In terms of what she would tell others in her shoes, she said to not force growth. It’s something that will come naturally if you offer quality products, good customer service and are consistent. The key is knowing your customers and knowing what they want. She recommends not doing the same thing every other group and boutique is doing. Being authentic and genuine is key to success and what works in one group, may not work in yours. She’s learned that people love personal experiences and being able to get to know the person they are buying from so do in-person pop up events if you can.
Another piece of advice for other entrepreneurs is: get ready to work your tail off 24/7 and not make any money for a long time. You have to pick something you really enjoy because it might be a long time before you see any profit. Being an online business, customers are shopping,emailing and messaging at all hours of the day and night. So it’s important to set boundaries for yourself and find a happy medium of a timely response and not being glued to your phone. She says she is still working on that balance, three years after beginning.

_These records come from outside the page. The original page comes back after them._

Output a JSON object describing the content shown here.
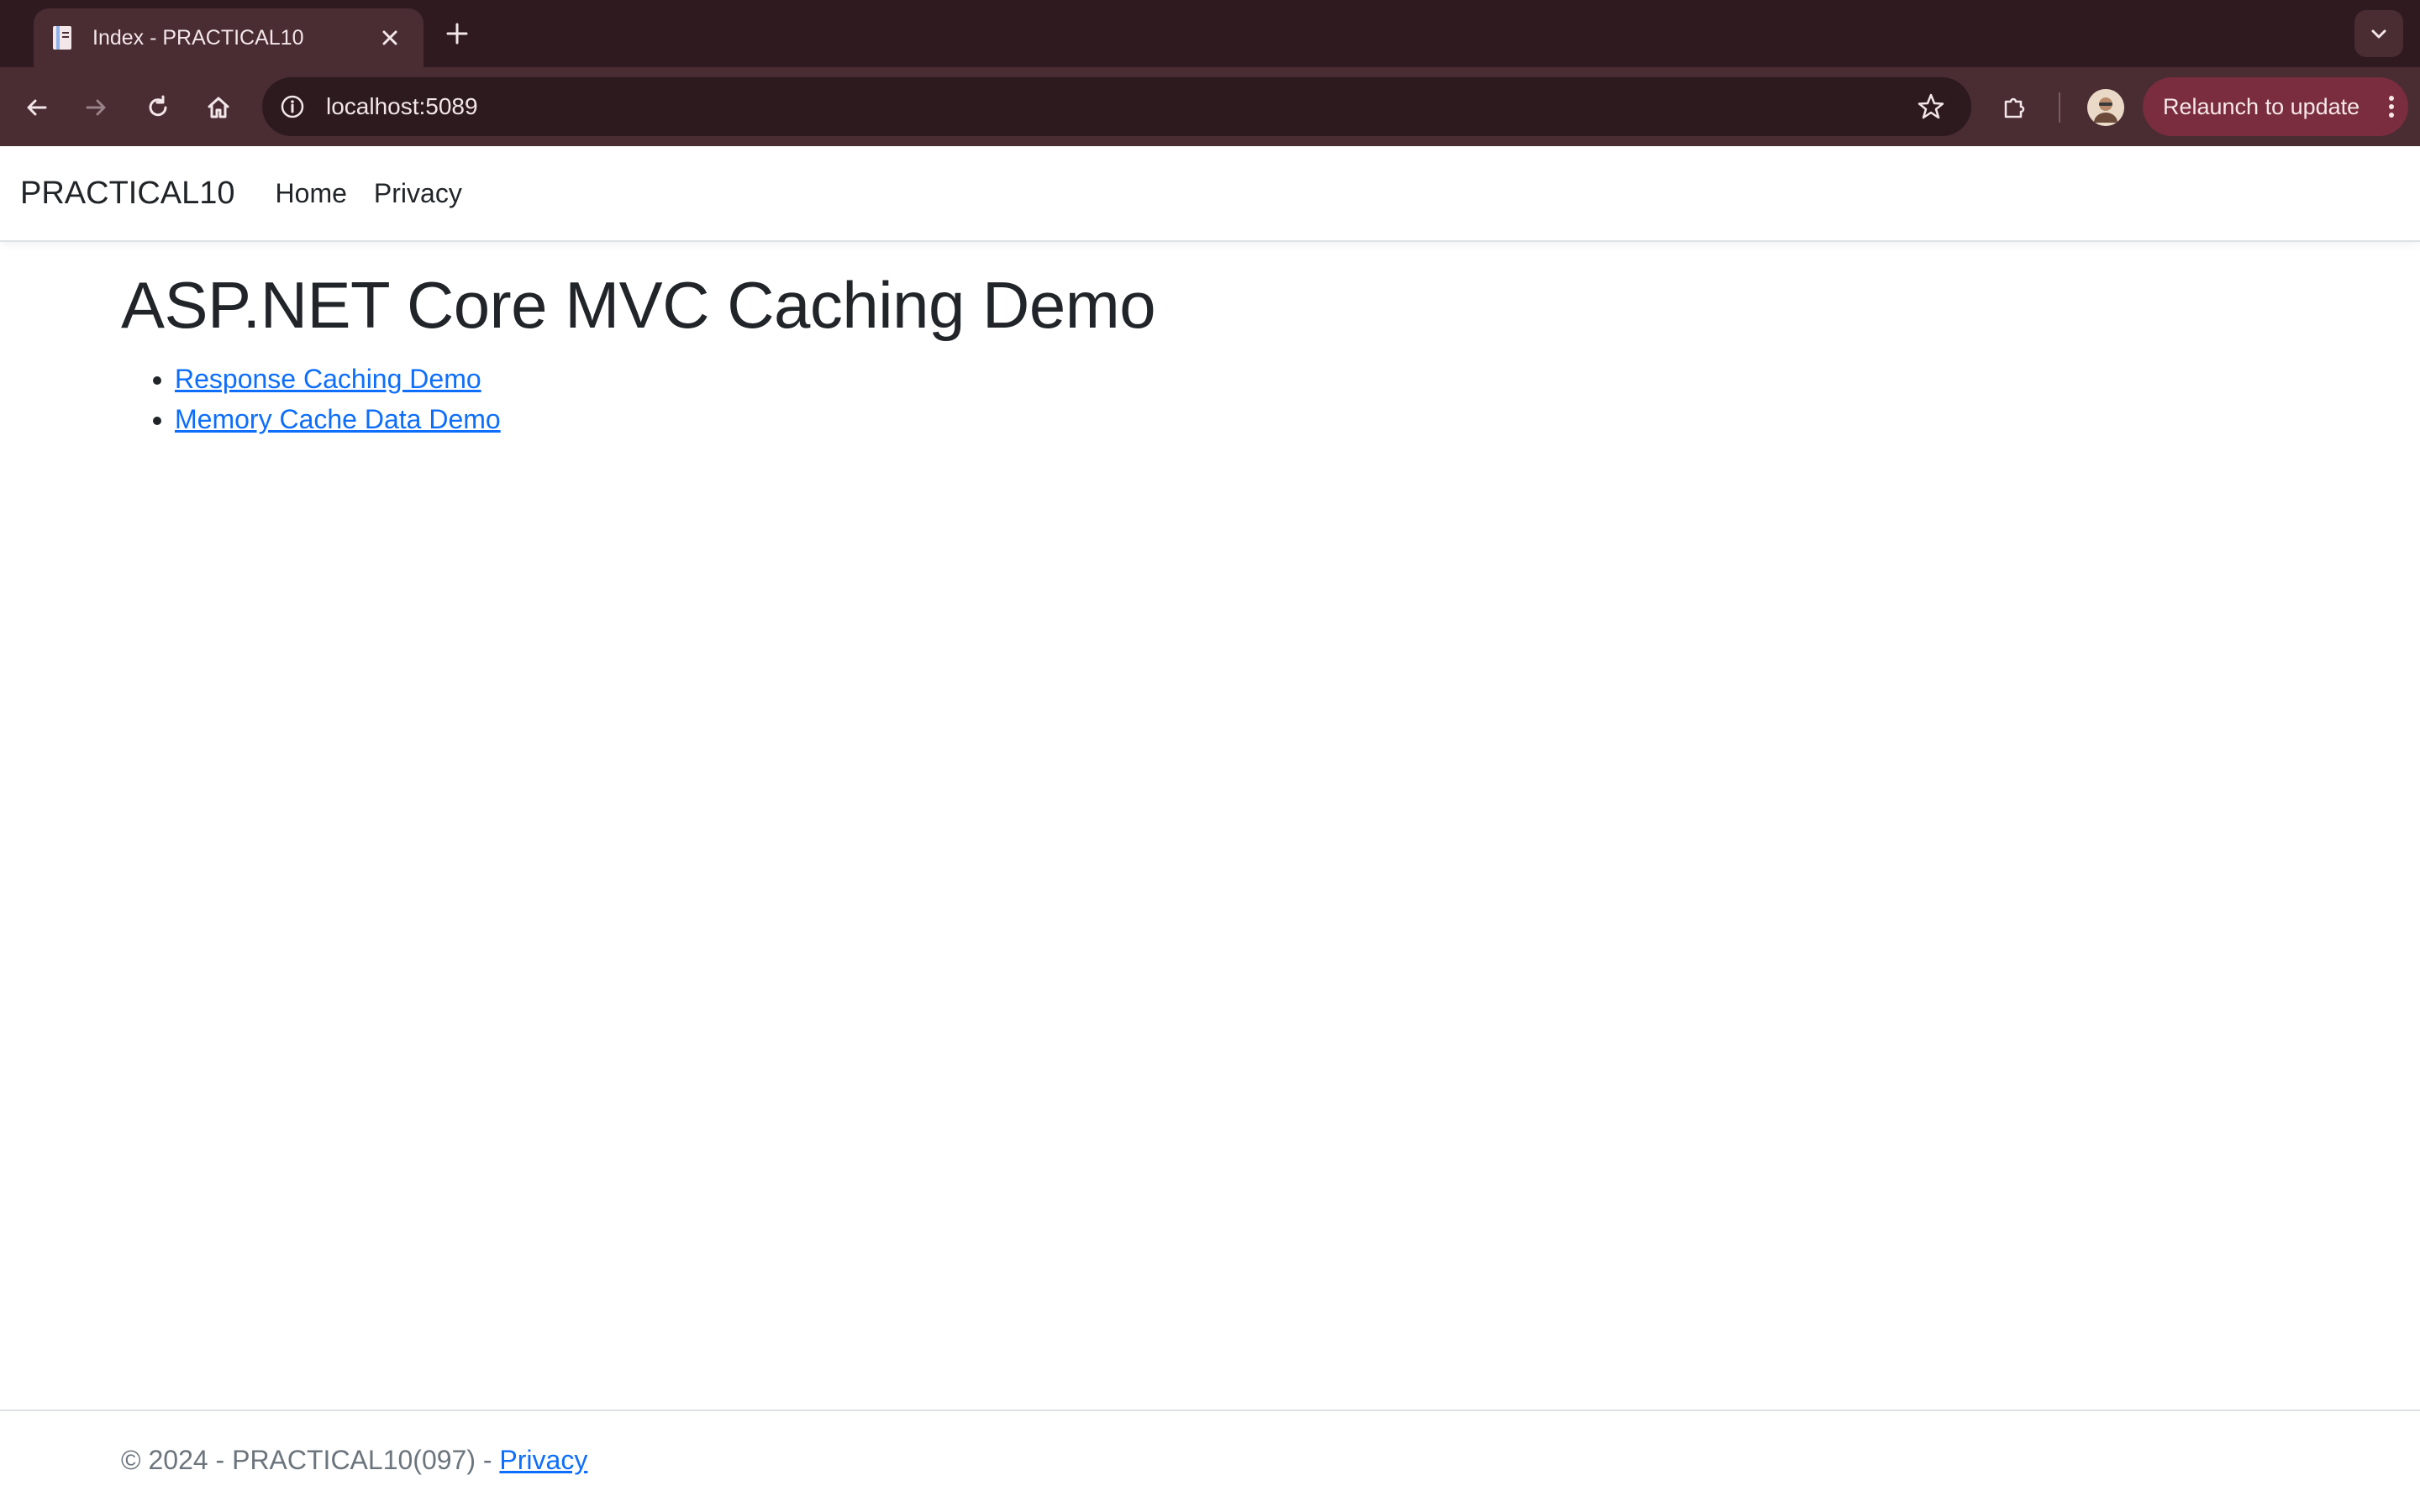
{
  "browser": {
    "tab": {
      "title": "Index - PRACTICAL10",
      "favicon": "page-icon"
    },
    "address": "localhost:5089",
    "relaunch_label": "Relaunch to update",
    "colors": {
      "tabstrip": "#2f1a20",
      "toolbar": "#4a2c33",
      "relaunch": "#7a2d3e"
    }
  },
  "navbar": {
    "brand": "PRACTICAL10",
    "links": [
      "Home",
      "Privacy"
    ]
  },
  "main": {
    "heading": "ASP.NET Core MVC Caching Demo",
    "links": [
      "Response Caching Demo",
      "Memory Cache Data Demo"
    ]
  },
  "footer": {
    "text": "© 2024 - PRACTICAL10(097) - ",
    "privacy_link": "Privacy"
  },
  "colors": {
    "link": "#0d6efd",
    "text": "#212529",
    "muted": "#6c757d"
  }
}
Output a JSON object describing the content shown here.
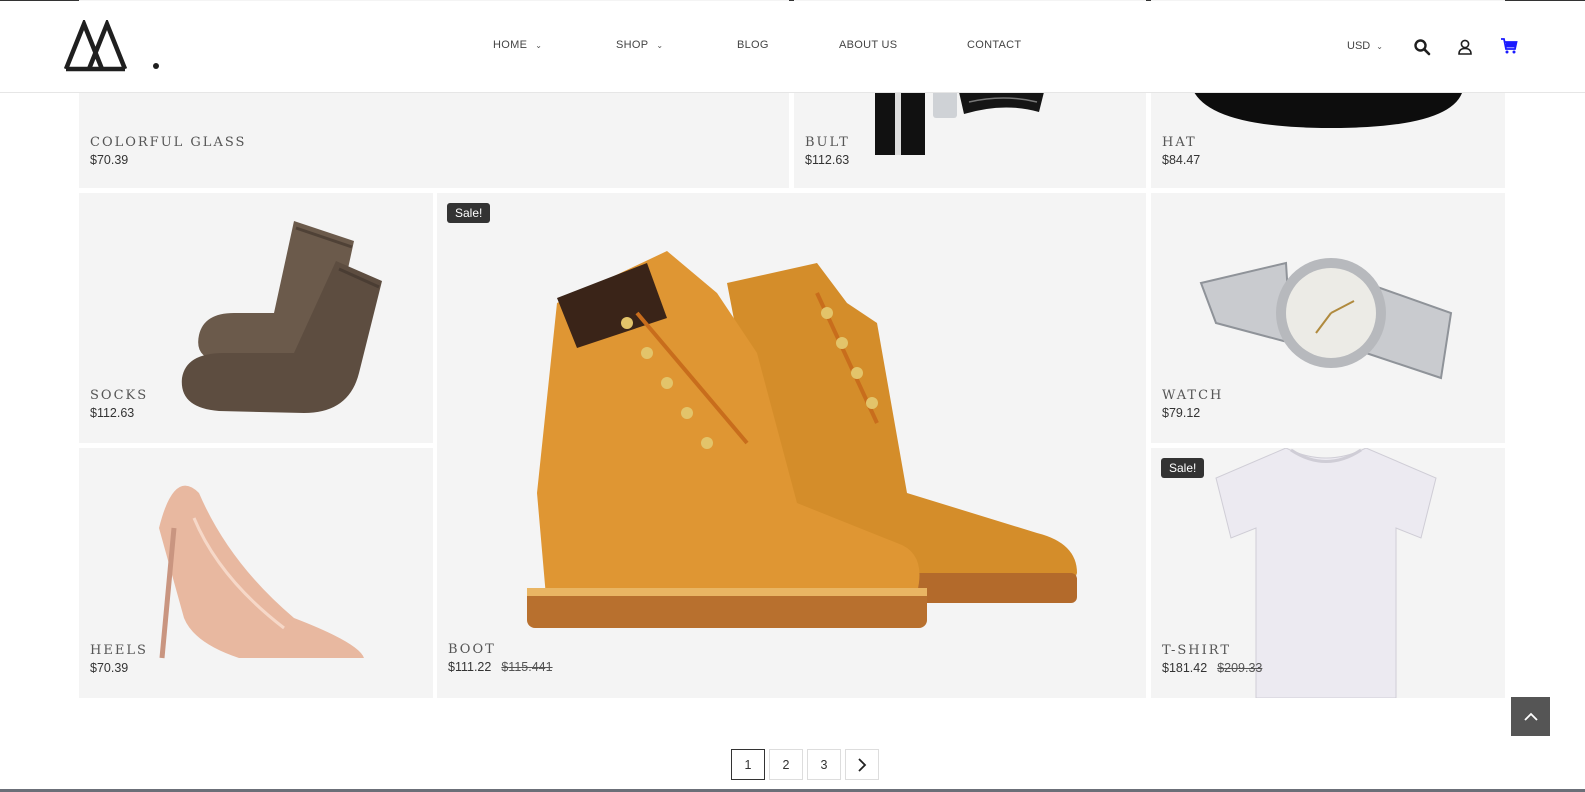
{
  "nav": {
    "items": [
      {
        "label": "HOME",
        "dropdown": true
      },
      {
        "label": "SHOP",
        "dropdown": true
      },
      {
        "label": "BLOG",
        "dropdown": false
      },
      {
        "label": "ABOUT US",
        "dropdown": false
      },
      {
        "label": "CONTACT",
        "dropdown": false
      }
    ],
    "currency": "USD",
    "icons": [
      "logo-mountains-icon",
      "search-icon",
      "user-icon",
      "cart-icon"
    ],
    "cart_color": "#1a1aff"
  },
  "products": [
    {
      "name": "COLORFUL GLASS",
      "price": "$70.39"
    },
    {
      "name": "BULT",
      "price": "$112.63"
    },
    {
      "name": "HAT",
      "price": "$84.47"
    },
    {
      "name": "SOCKS",
      "price": "$112.63"
    },
    {
      "name": "BOOT",
      "price": "$111.22",
      "old_price": "$115.441",
      "badge": "Sale!"
    },
    {
      "name": "WATCH",
      "price": "$79.12"
    },
    {
      "name": "HEELS",
      "price": "$70.39"
    },
    {
      "name": "T-SHIRT",
      "price": "$181.42",
      "old_price": "$209.33",
      "badge": "Sale!"
    }
  ],
  "pagination": {
    "pages": [
      "1",
      "2",
      "3"
    ],
    "active": "1",
    "next_icon": "chevron-right-icon"
  },
  "back_to_top_icon": "chevron-up-icon"
}
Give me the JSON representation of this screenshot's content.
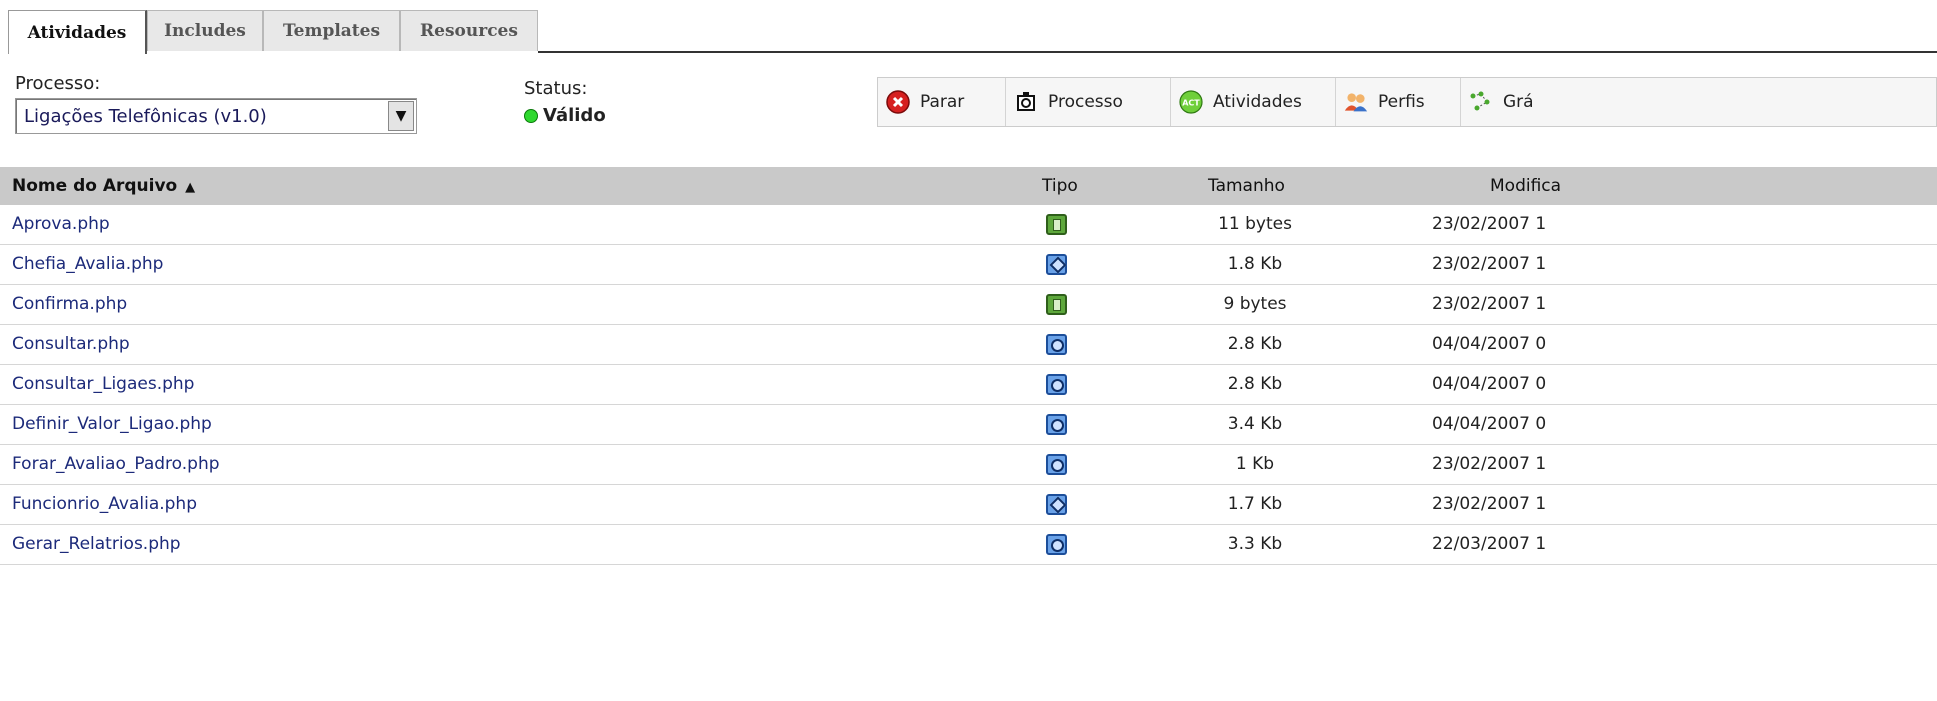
{
  "tabs": [
    {
      "label": "Atividades",
      "active": true
    },
    {
      "label": "Includes",
      "active": false
    },
    {
      "label": "Templates",
      "active": false
    },
    {
      "label": "Resources",
      "active": false
    }
  ],
  "process": {
    "label": "Processo:",
    "selected": "Ligações Telefônicas (v1.0)"
  },
  "status": {
    "label": "Status:",
    "value": "Válido",
    "color": "#2fd82f"
  },
  "toolbar": {
    "stop": "Parar",
    "process": "Processo",
    "activities": "Atividades",
    "activities_icon_text": "ACT",
    "profiles": "Perfis",
    "graph": "Grá"
  },
  "table": {
    "headers": {
      "name": "Nome do Arquivo",
      "sort_icon": "▲",
      "type": "Tipo",
      "size": "Tamanho",
      "modified": "Modifica"
    },
    "rows": [
      {
        "name": "Aprova.php",
        "type": "green-square",
        "size": "11 bytes",
        "modified": "23/02/2007 1"
      },
      {
        "name": "Chefia_Avalia.php",
        "type": "blue-diamond",
        "size": "1.8 Kb",
        "modified": "23/02/2007 1"
      },
      {
        "name": "Confirma.php",
        "type": "green-square",
        "size": "9 bytes",
        "modified": "23/02/2007 1"
      },
      {
        "name": "Consultar.php",
        "type": "blue-circle",
        "size": "2.8 Kb",
        "modified": "04/04/2007 0"
      },
      {
        "name": "Consultar_Ligaes.php",
        "type": "blue-circle",
        "size": "2.8 Kb",
        "modified": "04/04/2007 0"
      },
      {
        "name": "Definir_Valor_Ligao.php",
        "type": "blue-circle",
        "size": "3.4 Kb",
        "modified": "04/04/2007 0"
      },
      {
        "name": "Forar_Avaliao_Padro.php",
        "type": "blue-circle",
        "size": "1 Kb",
        "modified": "23/02/2007 1"
      },
      {
        "name": "Funcionrio_Avalia.php",
        "type": "blue-diamond",
        "size": "1.7 Kb",
        "modified": "23/02/2007 1"
      },
      {
        "name": "Gerar_Relatrios.php",
        "type": "blue-circle",
        "size": "3.3 Kb",
        "modified": "22/03/2007 1"
      }
    ]
  }
}
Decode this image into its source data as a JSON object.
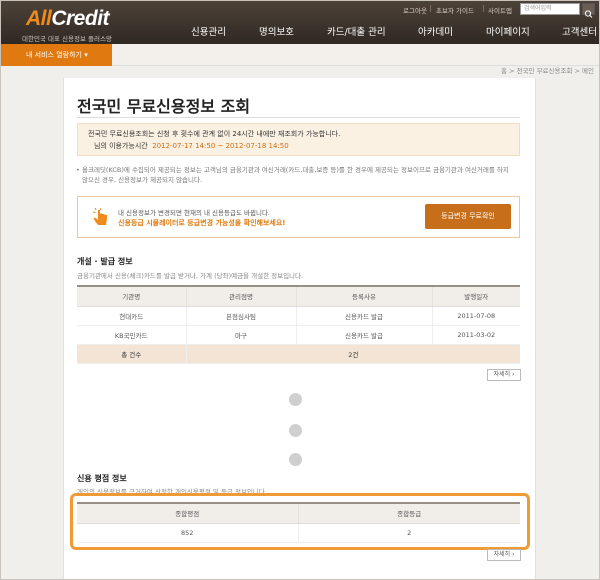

She also wanted to let readers know that you don’t need business experience to start and grow a successful business. Kelsey has a BS in Medical Laboratory Science and worked as a Medical Lab Scientist for 5 years before going back to school to get her MBA. After that she was a Course Instructor and Clinical Coordinator for a Medical Lab Science program, and that was when she felt the need for a creative outlet and something to keep her busy while her husband worked a lot of nights and weekends.
She has plans to open a permanent pop-up shop in a coffee shop local to her. She’s looking forward to changing out items weekly and giving people a consistent place they can shop and try items on in person. She doesn’t have any plans for a storefront at this time but she has learned to not rule anything out.
One challenge that she is facing with her growth, like so many other small businesses right now, is finding vendors that are still shipping due to the outbreak of the Coronavirus in the United States. She went back to square one trying to find vendors that aren’t in LA and are still shipping out items to retailers. It’s a challenge and time consuming, but necessary for the growth and health of her business. She did say that she’s grateful she has built up relationships with vendors. It’s been invaluable especially in times of unexpected crises like now.
Kelsey says she is grateful for not only her local customer base but for people also in urban areas that have other options, but continue to support small businesses like hers.
You can find her website here, join her Facebook group here and follow her on Instagram here. She is also giving readers of this blog post 15% off your online order with code social15. You can input it at checkout on her website. Plus she has free shipping on all US orders!
- Consistency in marketing and promotion efforts are key to growth.
- Give people a reason to come back and buy from you again and again.
- Persevere through challenges. You have to pick something you really enjoy because it might be a long time before you see any profit. Being an entrepreneur has its ups and downs, just like anything else.
- Growth is something that will come naturally if you offer quality products, good customer service and are consistent.
- Know your customers, target market and what they want.
- She recommends not doing the same thing everyone else is doing. Stand out while being authentic and genuine.
- People love personal experiences and being able to get to know the person behind the small business.
- Start a business that solves a problem or fills a void. Those are the brands that stand the test of time.